A working class hero is something to be

Adam Huening

Greensburg April 23, 2008 02:16 pm

I’m not running behind, but I feel like I’m late for something.
As editor, there’s always something to do - a phone call to make, an e-mail to reply to or send, a story for me to stay one step ahead of or a cause to get behind. I get dressed and gather my things - my camera bag, cell phone, iPod. The sun is shining in through the big picture window of our new house, illuminating the whole room in beautiful pale yellow, making the edges of my little girl’s hair glow red and blond as she constructs yet another animal rescue center with her blocks and menagerie of animals.
I give her a kiss on the top of her head.

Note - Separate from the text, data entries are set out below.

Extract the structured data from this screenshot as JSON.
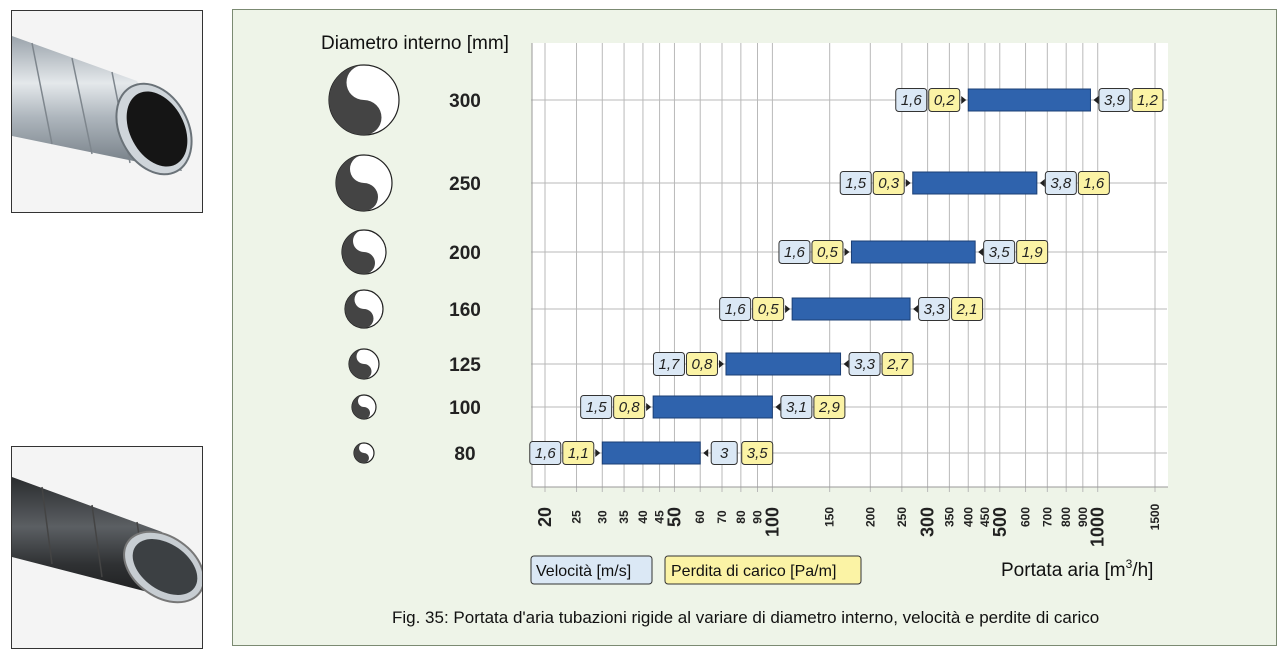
{
  "chart_data": {
    "type": "bar",
    "orientation": "horizontal",
    "x_scale": "log",
    "grid": true,
    "y_title": "Diametro interno [mm]",
    "x_title": "Portata aria [m",
    "x_title_sup": "3",
    "x_title_end": "/h]",
    "xlim": [
      20,
      1500
    ],
    "x_ticks_small": [
      "25",
      "30",
      "35",
      "40",
      "45",
      "60",
      "70",
      "80",
      "90",
      "150",
      "200",
      "250",
      "350",
      "400",
      "450",
      "600",
      "700",
      "800",
      "900",
      "1500"
    ],
    "x_ticks_big": [
      "20",
      "50",
      "100",
      "300",
      "500",
      "1000"
    ],
    "legend": {
      "velocita": "Velocità [m/s]",
      "perdita": "Perdita di carico [Pa/m]"
    },
    "caption": "Fig. 35: Portata d'aria tubazioni rigide al variare di diametro interno, velocità e perdite di carico",
    "colors": {
      "bar": "#2f63ad",
      "velocita_box": "#dbe8f5",
      "perdita_box": "#fbf3a5",
      "panel": "#eef4e8"
    },
    "rows": [
      {
        "diameter": "300",
        "min": 400,
        "max": 950,
        "v_min": "1,6",
        "p_min": "0,2",
        "v_max": "3,9",
        "p_max": "1,2"
      },
      {
        "diameter": "250",
        "min": 270,
        "max": 650,
        "v_min": "1,5",
        "p_min": "0,3",
        "v_max": "3,8",
        "p_max": "1,6"
      },
      {
        "diameter": "200",
        "min": 175,
        "max": 420,
        "v_min": "1,6",
        "p_min": "0,5",
        "v_max": "3,5",
        "p_max": "1,9"
      },
      {
        "diameter": "160",
        "min": 115,
        "max": 265,
        "v_min": "1,6",
        "p_min": "0,5",
        "v_max": "3,3",
        "p_max": "2,1"
      },
      {
        "diameter": "125",
        "min": 72,
        "max": 162,
        "v_min": "1,7",
        "p_min": "0,8",
        "v_max": "3,3",
        "p_max": "2,7"
      },
      {
        "diameter": "100",
        "min": 43,
        "max": 100,
        "v_min": "1,5",
        "p_min": "0,8",
        "v_max": "3,1",
        "p_max": "2,9"
      },
      {
        "diameter": "80",
        "min": 30,
        "max": 60,
        "v_min": "1,6",
        "p_min": "1,1",
        "v_max": "3",
        "p_max": "3,5"
      }
    ]
  }
}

She looks up at me with those big, blue 2-year-old eyes, the ones that make me melt.
“You build animal rescue center with me, dada,” she says sweetly.
I’m already corralling Finn, who has stopped mid-crawl to turn and see what’s going on with inquisitive eyes. I give him a kiss on the top of his bald head and break the news.
“Not now, honey. Daddy’s got to go to work,” I say it gently and matter-of-factly.
She sulks her head in dejection.
“Daddy’s got to go to work. No, daddy. No.”
I can almost hear her little heart breaking.
I try to reassure her.
“I’ll be back soon, and we can build an animal rescue center then.”
This is not acceptable, but she tries hard to make it work.
“Oh, all right,” she says and goes back to building but slower.
I leave them with my wife and head out, the screen door shutting loudly, letting out almost a sad sigh as it closes sharply. I hop down the concrete steps in the bright sunlight and squash the guilt and minor heart ache welling in my throat. There’s 19 steps between the stairs and the gate give or take a few. That’s 19 steps I have to swallow my guilt; 19 steps to let it go before I put my hand on the gate or I’d never open it.
Life stinks. Life is unbelievably amazing.
When I idly complain about these facts of my life, my wife likes to say it’s the profession I’ve chosen, the lifestyle of a journalist that makes the day-to-day so hectic, the heartache so prevalent. I tell her I don’t buy that, and I don’t. I chose this profession. I could’ve chosen any profession. I probably could’ve been a doctor, thought about being a lawyer, almost became a teacher. It wouldn’t matter what profession I was in, I would still have to deal with heartache. Daddy’s got to go to work.
I am not unique in this respect. Thousands of people in this community deal with the same thing everyday in different capacities. At least my wife can stay home and be with the children, to financial detriment. Some kids see more of their baby-sitters than they do of their parents. It doesn’t make any of us bad. It’s a fact of life. To make it in this world, to provide the life we want for our children, we all have to work. Very few people are independently wealthy, and this is why we despise those people secretly, and publicly love them in the hopes their wealth will rub off on us so we will never have to hear those dejected words from our children again. We play the lottery in the hopes to attain that wealth because most of us will never be blessed with a benevolent billionaire benefactor. Like me, many of us search for professions they would do even if they were independently wealthy. If I won the lottery, I’d still work for the newspaper. They wouldn’t even have to pay me.
Some people aren’t as lucky. They work jobs they despise just to ensure their children have all the things they need. They work long hours, endure the stress of their daily lives not because they are gluttons for punishment. They don’t wish to work dismal jobs they can’t stand because they’re masochists. They do it for their children, so that heartache of leaving everyday from work doesn’t become the heartache of no roof over their heads, no food in their stomachs, no future.
We work for the hope life will be better.
That’s why my parents worked, and they worked hard. They wanted a better future for my sister and I. So they worked different shifts or had to rely on baby-sitters as they went off to that mind-numbing place and toil away their days in the hopes we would do better. My sister and I both went to college. My parents didn’t. My sister has a good job with a major company. I’m the editor of the hometown newspaper. In some respects, it paid off.
I try to remember that as I drive away from that confused baby boy and that dejected little girl building an animal rescue center with less zeal. I try to remember, in the end, I hope they will thank us for it, like we thank our parents and their parents before them. I try to remember, everyday, everyone is a hero to someone.
It doesn’t make it any easier to swallow.